The role of uncertainty and reward on eye movements in a virtual driving task.

Eye movements during natural tasks are well coordinated with ongoing task demands and many variables could influence gaze strategies. Sprague and Ballard (2003) proposed a gaze-scheduling model that uses a utility-weighted uncertainty metric to prioritize fixations on task-relevant objects and predicted that human gaze should be influenced by both reward structure and task-relevant uncertainties. To test this conjecture, we tracked the eye movements of participants in a simulated driving task where uncertainty and implicit reward (via task priority) were varied. Participants were instructed to simultaneously perform a Follow Task where they followed a lead car at a specific distance and a Speed Task where they drove at an exact speed.

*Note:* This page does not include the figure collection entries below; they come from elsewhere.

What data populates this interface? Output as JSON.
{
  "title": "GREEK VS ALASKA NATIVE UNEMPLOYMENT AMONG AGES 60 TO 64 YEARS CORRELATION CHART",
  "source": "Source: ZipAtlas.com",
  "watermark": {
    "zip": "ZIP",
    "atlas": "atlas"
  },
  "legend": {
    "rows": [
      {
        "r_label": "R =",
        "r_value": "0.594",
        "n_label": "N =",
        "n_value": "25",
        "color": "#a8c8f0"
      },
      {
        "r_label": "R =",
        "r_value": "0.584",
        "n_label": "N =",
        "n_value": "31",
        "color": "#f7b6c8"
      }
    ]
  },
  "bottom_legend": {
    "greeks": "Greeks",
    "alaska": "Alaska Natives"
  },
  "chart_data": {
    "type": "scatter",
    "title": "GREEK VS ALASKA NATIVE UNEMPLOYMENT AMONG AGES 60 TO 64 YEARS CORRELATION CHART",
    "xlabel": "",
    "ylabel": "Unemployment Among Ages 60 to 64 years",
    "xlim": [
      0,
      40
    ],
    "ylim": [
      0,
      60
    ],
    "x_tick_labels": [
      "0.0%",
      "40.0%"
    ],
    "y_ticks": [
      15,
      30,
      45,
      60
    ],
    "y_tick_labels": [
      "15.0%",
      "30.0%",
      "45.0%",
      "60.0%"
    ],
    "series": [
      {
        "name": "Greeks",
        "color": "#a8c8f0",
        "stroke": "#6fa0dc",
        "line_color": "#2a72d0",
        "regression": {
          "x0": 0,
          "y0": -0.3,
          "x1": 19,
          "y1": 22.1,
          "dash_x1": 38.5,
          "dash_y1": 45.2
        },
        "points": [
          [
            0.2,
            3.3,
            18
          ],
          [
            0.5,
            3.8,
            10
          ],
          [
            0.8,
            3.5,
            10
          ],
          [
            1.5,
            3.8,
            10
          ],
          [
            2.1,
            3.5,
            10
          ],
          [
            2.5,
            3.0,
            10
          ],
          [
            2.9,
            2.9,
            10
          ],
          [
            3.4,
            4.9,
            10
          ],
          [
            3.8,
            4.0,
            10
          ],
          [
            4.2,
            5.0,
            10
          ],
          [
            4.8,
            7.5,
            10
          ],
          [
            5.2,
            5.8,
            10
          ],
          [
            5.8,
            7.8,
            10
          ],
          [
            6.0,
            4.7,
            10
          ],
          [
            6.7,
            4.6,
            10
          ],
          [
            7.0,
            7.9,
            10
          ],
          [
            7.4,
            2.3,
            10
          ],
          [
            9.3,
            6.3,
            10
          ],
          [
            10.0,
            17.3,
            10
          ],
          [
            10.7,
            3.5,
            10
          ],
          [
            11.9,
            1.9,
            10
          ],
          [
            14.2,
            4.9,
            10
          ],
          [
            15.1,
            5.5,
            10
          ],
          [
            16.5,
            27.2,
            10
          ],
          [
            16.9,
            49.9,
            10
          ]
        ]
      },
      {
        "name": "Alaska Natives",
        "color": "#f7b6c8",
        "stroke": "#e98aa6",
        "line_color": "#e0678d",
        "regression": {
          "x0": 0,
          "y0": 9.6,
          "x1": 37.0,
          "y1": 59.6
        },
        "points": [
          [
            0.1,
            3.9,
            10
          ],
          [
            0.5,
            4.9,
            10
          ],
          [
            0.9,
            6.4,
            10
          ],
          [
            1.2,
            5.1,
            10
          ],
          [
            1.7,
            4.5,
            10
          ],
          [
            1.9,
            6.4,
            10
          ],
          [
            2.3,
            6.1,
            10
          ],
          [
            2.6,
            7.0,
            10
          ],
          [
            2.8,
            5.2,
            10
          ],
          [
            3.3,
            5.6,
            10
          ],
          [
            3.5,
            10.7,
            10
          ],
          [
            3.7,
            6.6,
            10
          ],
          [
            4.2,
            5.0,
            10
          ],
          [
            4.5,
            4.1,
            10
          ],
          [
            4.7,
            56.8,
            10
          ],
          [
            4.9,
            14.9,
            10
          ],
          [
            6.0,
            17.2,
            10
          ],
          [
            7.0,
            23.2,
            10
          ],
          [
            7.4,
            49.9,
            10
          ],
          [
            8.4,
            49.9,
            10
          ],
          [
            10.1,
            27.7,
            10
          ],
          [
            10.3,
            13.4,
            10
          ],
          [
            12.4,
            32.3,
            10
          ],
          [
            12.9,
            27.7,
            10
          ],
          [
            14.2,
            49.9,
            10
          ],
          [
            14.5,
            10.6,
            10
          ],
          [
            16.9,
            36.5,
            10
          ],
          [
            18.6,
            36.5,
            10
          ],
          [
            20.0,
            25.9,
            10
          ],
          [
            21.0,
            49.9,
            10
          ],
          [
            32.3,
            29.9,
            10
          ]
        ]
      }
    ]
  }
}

We varied implicit reward by instructing the participants to emphasize one task over the other and varied uncertainty in the Speed Task with the presence or absence of uniform noise added to the car's velocity. Subjects' gaze data were classified for the image content near fixation and segmented into looks. Gaze measures, including look proportion, duration and interlook interval, showed that drivers more closely monitor the speedometer if it had a high level of uncertainty, but only if it was also associated with high task priority or implicit reward. The interaction observed appears to be an example of a simple mechanism whereby the reduction of visual uncertainty is gated by behavioral relevance. This lends qualitative support for the primary variables controlling gaze allocation proposed in the Sprague and Ballard model.